Australia's Seven Network adopted the original theme for its news bulletins in 1988. Seven has since updated its version of the theme three times independently from NBC that each have utilized a modernized "hard news" cadence compared to the original theme's strictly orchestral composition. One Seven Network affiliate, TNT (for its Nightly News) in Tasmania, also use the theme for their local news programming. Before 2015, the intro for the news of the Radio Television of Djibouti also used to feature a short part of the Seven Network's theme.

=== Fugue for Changing Times ===
Fugue for Changing Times was used for Before Hours, a 15-minute early morning business news program hosted by Bob Jamieson, which aired between March 1987 and September 1988.

=== Scherzo for Today ===
Scherzo for Today is a short two-minute piece composed for use as the opening theme of NBC's Today. Its mood was intended to be celebratory and flashy. Like most scherzos, it is light and upbeat, and utilizes ternary or "ABA" form. The "A" theme, carried by the strings, is rather jumpy and loud, with the brass serving as a raucous accompaniment, and the "B" theme, the theme of The Today Show, is smoother and more melodic. The new music gave the program a distinctly modern and refined sound.

The music was used until 1990, when it was replaced with a variation on The Mission.

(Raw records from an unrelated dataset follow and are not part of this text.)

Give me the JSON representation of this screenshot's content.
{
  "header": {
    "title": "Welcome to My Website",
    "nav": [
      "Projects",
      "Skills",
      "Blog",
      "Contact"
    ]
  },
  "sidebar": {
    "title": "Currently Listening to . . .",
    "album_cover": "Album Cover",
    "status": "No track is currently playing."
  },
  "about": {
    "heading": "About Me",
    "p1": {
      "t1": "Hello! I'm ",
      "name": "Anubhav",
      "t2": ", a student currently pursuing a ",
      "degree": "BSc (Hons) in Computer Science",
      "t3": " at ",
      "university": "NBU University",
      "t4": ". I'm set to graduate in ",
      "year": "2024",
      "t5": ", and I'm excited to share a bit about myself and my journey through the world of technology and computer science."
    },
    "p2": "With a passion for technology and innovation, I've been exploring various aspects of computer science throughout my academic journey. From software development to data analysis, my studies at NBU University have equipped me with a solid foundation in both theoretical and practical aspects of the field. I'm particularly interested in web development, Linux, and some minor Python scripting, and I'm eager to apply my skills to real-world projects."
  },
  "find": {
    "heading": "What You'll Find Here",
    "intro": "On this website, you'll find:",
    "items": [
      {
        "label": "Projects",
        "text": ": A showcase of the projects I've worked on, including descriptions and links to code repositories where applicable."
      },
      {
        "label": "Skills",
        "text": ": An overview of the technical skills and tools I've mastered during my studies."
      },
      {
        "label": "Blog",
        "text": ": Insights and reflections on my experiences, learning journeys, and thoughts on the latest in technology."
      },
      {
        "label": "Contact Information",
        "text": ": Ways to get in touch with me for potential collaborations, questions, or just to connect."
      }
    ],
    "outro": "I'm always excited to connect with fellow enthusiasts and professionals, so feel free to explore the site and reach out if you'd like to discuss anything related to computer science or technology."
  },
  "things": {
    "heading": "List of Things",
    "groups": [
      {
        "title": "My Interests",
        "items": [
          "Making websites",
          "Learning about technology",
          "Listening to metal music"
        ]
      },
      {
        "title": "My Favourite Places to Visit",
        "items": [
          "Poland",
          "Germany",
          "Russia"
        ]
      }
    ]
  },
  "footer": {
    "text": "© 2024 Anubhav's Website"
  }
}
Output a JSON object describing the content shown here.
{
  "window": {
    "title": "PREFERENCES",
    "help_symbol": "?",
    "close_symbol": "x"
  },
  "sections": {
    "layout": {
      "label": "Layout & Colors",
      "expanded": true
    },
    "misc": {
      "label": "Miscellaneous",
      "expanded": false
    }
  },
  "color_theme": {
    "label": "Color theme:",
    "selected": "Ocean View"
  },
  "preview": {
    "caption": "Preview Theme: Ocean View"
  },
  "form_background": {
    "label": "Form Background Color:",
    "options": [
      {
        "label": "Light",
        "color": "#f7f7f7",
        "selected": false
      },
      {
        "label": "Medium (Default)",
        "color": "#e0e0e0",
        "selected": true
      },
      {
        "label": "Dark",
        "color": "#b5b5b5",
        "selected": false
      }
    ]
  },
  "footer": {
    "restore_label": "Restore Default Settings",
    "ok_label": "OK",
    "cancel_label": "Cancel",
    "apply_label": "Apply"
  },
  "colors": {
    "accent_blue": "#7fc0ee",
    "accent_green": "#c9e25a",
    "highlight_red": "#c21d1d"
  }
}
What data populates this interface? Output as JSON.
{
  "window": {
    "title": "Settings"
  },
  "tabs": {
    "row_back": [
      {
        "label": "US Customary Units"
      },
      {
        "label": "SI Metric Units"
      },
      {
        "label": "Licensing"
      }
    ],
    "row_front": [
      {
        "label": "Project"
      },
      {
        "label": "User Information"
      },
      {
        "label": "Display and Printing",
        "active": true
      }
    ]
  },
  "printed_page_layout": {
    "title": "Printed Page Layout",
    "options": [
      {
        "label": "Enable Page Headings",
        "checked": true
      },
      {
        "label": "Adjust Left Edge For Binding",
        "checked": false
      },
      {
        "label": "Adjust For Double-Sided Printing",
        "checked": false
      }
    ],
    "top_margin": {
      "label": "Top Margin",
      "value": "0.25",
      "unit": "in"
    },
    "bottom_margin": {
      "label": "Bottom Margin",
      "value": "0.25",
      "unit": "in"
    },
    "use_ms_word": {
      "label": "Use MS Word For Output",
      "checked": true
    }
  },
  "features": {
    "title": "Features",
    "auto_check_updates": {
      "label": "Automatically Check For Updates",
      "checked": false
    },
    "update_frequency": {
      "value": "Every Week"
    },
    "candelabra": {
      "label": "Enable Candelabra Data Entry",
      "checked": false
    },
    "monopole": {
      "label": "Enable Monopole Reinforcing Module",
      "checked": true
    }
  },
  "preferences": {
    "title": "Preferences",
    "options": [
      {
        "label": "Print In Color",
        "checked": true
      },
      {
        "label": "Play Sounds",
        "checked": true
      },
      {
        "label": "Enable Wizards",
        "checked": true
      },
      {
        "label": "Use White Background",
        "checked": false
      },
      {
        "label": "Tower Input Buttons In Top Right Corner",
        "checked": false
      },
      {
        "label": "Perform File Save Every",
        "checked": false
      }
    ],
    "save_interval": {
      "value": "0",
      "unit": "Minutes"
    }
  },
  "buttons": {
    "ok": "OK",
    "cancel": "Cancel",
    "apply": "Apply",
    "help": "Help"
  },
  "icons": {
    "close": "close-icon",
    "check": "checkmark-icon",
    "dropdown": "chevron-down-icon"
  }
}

=== The Pulse of Events ===
The Pulse of Events was originally intended for midterm election coverage on November 4, 1986 and was later adopted by Meet the Press in 1989 and breaking news interruptions in 1993. It was meant to convey a worldly and serious tone. Slate characterized the piece as having "fast, complicated modulations that sound more urgent and wary than [The Mission]: They foreground the show's relentless, logical ethos".